The Australian Foreign Minister, Senator Wong, responded to the Court's decision by expressing her deep concern and stated: ...Australia rejects the ruling in Myanmar against Professor Turnell and we continue to call for his immediate release. We do not accept the charges against him. I make the point that Professor Turnell has spent years of his life working to improve the economic conditions for the people of Myanmar. We will continue to take every opportunity to advocate strongly for him until he is returned to his family in Australia.

Commenting on the limited access that Australian Government officials in Myanmar had had to Turnell and to court proceedings, Wong stated: ...We sought consular access – we do know where he is being currently held. We have – we sought access to the court. Disappointingly and regrettably the Myanmar authorities did not permit it to occur.
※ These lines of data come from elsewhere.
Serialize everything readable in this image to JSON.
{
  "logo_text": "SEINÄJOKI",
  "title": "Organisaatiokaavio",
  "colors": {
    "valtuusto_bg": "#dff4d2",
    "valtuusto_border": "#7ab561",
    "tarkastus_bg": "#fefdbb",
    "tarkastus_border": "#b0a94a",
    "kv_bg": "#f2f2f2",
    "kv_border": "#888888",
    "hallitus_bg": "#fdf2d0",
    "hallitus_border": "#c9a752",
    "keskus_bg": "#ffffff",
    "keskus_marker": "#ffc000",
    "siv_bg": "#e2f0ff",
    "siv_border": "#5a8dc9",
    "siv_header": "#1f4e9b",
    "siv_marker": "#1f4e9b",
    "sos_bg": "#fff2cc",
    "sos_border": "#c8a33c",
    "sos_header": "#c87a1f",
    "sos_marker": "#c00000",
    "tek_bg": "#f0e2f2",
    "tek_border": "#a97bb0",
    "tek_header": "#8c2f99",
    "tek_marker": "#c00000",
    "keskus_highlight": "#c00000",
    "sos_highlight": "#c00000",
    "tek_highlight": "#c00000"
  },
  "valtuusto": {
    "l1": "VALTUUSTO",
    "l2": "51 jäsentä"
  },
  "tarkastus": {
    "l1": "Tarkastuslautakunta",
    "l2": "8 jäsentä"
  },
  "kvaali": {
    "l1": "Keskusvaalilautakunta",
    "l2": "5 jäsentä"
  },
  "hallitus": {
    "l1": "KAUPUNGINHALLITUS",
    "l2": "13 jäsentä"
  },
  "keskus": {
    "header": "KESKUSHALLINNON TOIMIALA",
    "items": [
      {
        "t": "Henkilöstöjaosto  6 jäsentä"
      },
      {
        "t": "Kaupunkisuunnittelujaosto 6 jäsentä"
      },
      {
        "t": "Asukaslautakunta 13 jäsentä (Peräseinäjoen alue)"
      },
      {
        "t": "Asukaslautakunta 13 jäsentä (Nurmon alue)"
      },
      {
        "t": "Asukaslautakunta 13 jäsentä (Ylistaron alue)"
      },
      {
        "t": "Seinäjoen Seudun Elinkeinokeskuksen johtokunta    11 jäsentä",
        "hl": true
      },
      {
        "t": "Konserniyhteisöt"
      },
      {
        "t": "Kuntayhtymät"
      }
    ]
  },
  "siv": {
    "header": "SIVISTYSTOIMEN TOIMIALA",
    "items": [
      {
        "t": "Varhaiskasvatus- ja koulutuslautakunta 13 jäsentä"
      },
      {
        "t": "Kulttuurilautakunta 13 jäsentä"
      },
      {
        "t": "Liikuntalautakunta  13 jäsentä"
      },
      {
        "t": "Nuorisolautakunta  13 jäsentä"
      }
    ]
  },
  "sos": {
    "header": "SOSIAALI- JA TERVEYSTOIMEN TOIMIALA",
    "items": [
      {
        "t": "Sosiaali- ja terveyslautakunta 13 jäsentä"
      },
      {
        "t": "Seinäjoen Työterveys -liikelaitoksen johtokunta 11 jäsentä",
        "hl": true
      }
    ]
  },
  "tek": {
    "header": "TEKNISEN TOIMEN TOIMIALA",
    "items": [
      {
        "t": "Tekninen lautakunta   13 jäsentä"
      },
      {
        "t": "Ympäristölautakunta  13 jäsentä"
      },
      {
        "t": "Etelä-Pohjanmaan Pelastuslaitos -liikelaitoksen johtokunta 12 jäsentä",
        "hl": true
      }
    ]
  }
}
Wong's call for Turnell's release followed similar appeals from other international figures. On 17 August, the UN Special Envoy for Myanmar, Noeleen Hayzer, requested Turnell's release when she met with State Administration Chairman, General Min Aung Hlaing, in Naypyidaw. A similar appeal had been made by the Prime Minister of Cambodia, Hun Sen, without effect.

===Release===

As part of a mass amnesty for National Victory Day, Turnell was one of four foreign prisoners (including Vicky Bowman, Toru Kubota, and Kyaw Htay Oo), alongside 5,774 other prisoners who were released on 17 November 2022. Having spent 650 days in custody, Turnell was deported on 17 November and returned to Australia the following day. In 2023, he published An Unlikely Prisoner: How an Eternal Optimist Found Hope in Myanmar’s Most Notorious Jail, recounting his post-coup detention in Insein Prison.

==Personal life==

Turnell is married to Ha Vu, a Vietnamese Australian economics lecturer. His nephew is Blake James Turnell, known as Chillinit, a rapper from Sydney.